Picking up the Rafale deal, Rahul used the opportunity to attack PM Modi, alleging that since some "corporate" had a vested interest in the ruling government, the PM went to France and "magically" the cost per aircraft increased.
Gandhi said that instead of HAL, which was originally part of the deal, the contract was swung in the favour of a particular business house, with zero experience in aircraft manufacturing.While the BJP took strong objection to the accusation, with Defence Minsiter Nirmala Sitaraman jumping in the fray and the party deciding to bring a privilege motion against Gandhi, the Congress President would hope that the allegations would put a hole in the incorruptible image of PM Modi.
Facing repeated attacks of rampant corruption during the UPA rule, with the PM recently coming out with a new term to describe the Congress, calling it a party of "naamdaars", the Congress President gave one back by saying that instead of acting like a "chowkidaar", something that the PM had described himself as, Modi was now a "bhagidaar", alleging the PM was now part of the corruption taking place.
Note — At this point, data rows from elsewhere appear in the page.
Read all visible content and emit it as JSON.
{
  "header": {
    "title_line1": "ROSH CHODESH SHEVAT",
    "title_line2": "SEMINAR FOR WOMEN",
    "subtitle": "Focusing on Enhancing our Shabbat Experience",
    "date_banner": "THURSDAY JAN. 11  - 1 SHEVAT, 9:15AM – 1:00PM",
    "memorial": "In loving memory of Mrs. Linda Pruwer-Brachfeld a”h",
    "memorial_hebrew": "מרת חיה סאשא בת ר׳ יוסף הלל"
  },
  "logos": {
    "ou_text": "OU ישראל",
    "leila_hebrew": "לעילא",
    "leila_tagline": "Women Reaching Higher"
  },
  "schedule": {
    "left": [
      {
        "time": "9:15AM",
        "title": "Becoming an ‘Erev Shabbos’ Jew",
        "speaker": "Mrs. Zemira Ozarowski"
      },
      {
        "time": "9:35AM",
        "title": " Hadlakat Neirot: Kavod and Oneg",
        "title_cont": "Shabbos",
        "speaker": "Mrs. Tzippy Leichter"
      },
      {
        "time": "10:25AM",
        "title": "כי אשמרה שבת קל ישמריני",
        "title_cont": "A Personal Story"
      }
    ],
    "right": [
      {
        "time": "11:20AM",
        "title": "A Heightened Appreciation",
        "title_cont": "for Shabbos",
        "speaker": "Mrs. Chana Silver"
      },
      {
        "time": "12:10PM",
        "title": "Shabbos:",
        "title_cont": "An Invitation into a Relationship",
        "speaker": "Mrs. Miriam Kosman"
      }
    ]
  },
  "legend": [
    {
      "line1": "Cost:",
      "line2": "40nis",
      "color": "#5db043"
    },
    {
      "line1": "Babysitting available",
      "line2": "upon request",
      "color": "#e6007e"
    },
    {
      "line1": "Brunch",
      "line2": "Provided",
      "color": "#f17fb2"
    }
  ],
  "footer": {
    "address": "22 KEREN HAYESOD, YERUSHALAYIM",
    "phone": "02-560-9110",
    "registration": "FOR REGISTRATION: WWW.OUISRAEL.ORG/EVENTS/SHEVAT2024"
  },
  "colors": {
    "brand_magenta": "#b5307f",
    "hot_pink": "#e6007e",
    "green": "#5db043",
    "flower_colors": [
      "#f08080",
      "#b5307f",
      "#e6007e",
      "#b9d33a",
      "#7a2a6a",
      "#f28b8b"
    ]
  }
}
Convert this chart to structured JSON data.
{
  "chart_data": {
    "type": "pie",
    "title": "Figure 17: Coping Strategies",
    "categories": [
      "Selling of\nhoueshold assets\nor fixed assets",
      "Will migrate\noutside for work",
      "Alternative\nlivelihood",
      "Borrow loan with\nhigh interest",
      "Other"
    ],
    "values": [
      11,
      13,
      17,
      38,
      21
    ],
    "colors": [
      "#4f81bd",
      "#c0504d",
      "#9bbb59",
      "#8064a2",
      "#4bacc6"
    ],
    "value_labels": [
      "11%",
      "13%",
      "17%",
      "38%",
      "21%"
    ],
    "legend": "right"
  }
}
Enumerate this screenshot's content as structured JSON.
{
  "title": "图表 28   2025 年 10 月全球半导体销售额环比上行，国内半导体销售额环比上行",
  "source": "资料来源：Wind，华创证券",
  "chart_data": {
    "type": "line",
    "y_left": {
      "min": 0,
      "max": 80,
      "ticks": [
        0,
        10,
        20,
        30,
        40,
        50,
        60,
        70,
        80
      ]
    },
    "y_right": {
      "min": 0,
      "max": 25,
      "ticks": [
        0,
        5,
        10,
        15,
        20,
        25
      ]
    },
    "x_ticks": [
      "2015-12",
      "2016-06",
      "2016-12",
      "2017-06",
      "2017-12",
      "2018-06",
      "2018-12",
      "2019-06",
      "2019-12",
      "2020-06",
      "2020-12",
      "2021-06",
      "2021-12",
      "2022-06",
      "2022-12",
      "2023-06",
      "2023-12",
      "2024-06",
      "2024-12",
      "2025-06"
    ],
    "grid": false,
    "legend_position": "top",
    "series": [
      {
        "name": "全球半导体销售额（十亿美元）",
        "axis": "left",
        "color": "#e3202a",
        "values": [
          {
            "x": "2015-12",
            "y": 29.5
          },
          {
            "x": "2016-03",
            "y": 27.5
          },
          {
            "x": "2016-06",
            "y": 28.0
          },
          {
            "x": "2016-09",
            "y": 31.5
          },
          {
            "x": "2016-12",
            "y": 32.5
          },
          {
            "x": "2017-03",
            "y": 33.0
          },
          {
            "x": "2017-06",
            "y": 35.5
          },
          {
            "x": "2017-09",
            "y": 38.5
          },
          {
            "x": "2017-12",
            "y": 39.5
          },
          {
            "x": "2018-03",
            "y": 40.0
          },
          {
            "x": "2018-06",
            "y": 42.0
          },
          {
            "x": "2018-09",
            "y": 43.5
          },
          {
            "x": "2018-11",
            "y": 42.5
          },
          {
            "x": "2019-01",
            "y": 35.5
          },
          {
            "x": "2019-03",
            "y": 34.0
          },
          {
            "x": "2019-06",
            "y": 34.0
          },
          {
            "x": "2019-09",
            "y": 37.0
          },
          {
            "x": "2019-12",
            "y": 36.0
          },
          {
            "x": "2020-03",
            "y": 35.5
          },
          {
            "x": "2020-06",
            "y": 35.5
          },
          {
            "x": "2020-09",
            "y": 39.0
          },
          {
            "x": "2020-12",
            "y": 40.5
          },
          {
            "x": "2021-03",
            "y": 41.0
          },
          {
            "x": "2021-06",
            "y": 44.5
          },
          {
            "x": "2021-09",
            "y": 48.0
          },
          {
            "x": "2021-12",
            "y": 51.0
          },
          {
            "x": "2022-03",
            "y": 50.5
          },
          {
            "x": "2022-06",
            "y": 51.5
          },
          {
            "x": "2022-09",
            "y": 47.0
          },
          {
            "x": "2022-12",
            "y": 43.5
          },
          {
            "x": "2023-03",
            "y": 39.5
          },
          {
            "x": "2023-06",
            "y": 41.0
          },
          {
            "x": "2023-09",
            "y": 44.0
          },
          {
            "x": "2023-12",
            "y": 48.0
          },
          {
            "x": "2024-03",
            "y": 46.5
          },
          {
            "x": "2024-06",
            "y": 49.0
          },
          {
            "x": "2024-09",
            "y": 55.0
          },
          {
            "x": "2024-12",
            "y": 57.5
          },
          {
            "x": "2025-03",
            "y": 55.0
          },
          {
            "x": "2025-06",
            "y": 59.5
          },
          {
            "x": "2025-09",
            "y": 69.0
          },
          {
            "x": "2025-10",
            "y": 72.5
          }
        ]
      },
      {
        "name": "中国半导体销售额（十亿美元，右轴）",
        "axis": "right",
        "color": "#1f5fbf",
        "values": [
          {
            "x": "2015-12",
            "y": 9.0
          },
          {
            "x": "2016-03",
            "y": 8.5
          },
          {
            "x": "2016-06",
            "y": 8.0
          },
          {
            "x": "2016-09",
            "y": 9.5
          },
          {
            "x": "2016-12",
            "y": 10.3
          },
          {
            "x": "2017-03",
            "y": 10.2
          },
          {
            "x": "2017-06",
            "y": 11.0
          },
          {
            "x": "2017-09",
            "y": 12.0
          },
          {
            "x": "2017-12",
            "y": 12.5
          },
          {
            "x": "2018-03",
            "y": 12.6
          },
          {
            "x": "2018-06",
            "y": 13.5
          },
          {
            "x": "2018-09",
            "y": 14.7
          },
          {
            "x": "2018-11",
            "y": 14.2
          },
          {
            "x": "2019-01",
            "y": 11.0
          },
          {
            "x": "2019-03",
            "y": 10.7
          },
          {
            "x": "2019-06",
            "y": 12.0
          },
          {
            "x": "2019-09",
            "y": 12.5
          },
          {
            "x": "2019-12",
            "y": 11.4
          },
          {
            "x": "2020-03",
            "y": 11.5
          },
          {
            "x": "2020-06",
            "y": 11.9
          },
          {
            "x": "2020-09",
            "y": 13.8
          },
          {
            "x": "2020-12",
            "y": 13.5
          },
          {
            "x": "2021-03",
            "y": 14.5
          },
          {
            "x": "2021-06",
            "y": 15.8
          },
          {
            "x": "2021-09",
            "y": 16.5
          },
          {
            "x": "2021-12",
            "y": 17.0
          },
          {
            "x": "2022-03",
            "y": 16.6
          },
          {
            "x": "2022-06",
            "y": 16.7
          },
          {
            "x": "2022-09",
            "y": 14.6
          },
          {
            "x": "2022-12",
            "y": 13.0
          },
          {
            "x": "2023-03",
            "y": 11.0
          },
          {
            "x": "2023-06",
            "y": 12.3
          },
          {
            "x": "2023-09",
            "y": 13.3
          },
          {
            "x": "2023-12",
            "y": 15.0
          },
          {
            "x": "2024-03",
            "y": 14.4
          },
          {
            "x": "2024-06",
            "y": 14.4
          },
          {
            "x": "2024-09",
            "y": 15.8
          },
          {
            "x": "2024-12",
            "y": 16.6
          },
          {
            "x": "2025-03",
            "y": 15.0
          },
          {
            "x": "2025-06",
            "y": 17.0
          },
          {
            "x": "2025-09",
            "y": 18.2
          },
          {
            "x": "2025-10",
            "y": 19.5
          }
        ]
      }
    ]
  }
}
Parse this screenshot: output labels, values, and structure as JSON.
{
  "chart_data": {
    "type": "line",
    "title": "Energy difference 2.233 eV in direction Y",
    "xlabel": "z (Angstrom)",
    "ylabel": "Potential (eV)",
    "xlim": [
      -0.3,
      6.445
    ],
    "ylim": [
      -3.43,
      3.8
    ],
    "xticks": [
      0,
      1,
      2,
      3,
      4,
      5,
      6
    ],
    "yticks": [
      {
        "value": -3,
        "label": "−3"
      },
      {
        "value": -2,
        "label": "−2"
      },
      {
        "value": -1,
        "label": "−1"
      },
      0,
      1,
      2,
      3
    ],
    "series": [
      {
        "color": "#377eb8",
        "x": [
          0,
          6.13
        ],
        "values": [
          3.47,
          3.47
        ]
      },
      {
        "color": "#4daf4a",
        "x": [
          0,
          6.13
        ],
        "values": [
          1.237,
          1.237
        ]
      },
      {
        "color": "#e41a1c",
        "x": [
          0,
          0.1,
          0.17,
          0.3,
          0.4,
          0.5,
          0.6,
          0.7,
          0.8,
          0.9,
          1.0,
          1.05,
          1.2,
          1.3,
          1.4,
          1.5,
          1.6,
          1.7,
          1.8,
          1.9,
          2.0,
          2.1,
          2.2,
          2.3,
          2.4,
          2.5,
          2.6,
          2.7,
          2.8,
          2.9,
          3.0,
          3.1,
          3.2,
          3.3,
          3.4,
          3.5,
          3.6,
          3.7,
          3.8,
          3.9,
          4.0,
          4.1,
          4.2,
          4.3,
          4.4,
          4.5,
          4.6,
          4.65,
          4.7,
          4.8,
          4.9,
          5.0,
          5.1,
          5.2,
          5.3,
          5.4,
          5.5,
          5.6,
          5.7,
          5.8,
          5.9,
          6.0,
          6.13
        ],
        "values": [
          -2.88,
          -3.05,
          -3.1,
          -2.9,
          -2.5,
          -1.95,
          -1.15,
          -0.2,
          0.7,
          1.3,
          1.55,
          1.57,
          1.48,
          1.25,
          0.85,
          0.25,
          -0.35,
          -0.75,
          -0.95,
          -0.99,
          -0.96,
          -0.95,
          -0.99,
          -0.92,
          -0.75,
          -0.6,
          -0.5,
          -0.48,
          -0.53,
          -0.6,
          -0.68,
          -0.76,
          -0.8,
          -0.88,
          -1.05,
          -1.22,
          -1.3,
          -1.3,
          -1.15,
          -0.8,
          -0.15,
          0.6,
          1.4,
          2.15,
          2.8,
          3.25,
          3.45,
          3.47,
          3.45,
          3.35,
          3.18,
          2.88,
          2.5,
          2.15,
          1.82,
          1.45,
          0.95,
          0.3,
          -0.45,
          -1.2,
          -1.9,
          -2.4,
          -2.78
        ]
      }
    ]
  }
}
The French government has reacted to Rahul's claims in parliament and more or less demolished them, saying that they "have noted the statement of Mr Rahul Gandhi before the Indian Parliament. France and India had concluded in 2008 a Security agreement, which legally binds the two States to protect the classified information provided by the partner."
Hug and wink bromance
The Congress President said he wanted to bring out the love in the heart of his opponents, and holds no grudge against them, adding that love and acceptance is what the Congress stands for.He also "thanked" the BJP for teaching him the true essence of being a Hindu and a Congress member, reiterating the stark difference between the ideologies of Congress and the BJP.
Taking the treasury benches by surprise and startling the PM for a moment, Rahul walked over and hugged Modi.
Providing fodder to netizens for viral memes, Rahul's gesture became the talking point of the day; although his subsequent wink to one of his colleague did undo some of the goodwill he had earned.
Speaker Sumitra Mahajan chastised Gandhi, asking him to stop the "drama", but Rahul seemed unfazed.
Perhaps wanting to send across a message that he did not consider his opponents as political pariahs, Rahul wanted to show he is against an ideology, not individuals.
While we did see a more confident and aggressive Rahul, his speech left the audience wanting for more. Despite the minority community and Dalits increasingly coming under vigilante attacks, the Congress President seemed to focus more on Rafale deal and Amit Shah's son — issues that would blunt the BJP's corruption charge against the Congress.
With Modi already pushing Congress to a corner over minority appeasement, Rahul perhaps wanted to stay away from topics that would prove the BJP's charge right.While it may have been a pragmatic political decision, it was unfair to the party's secular image and vote bank, which it swears by.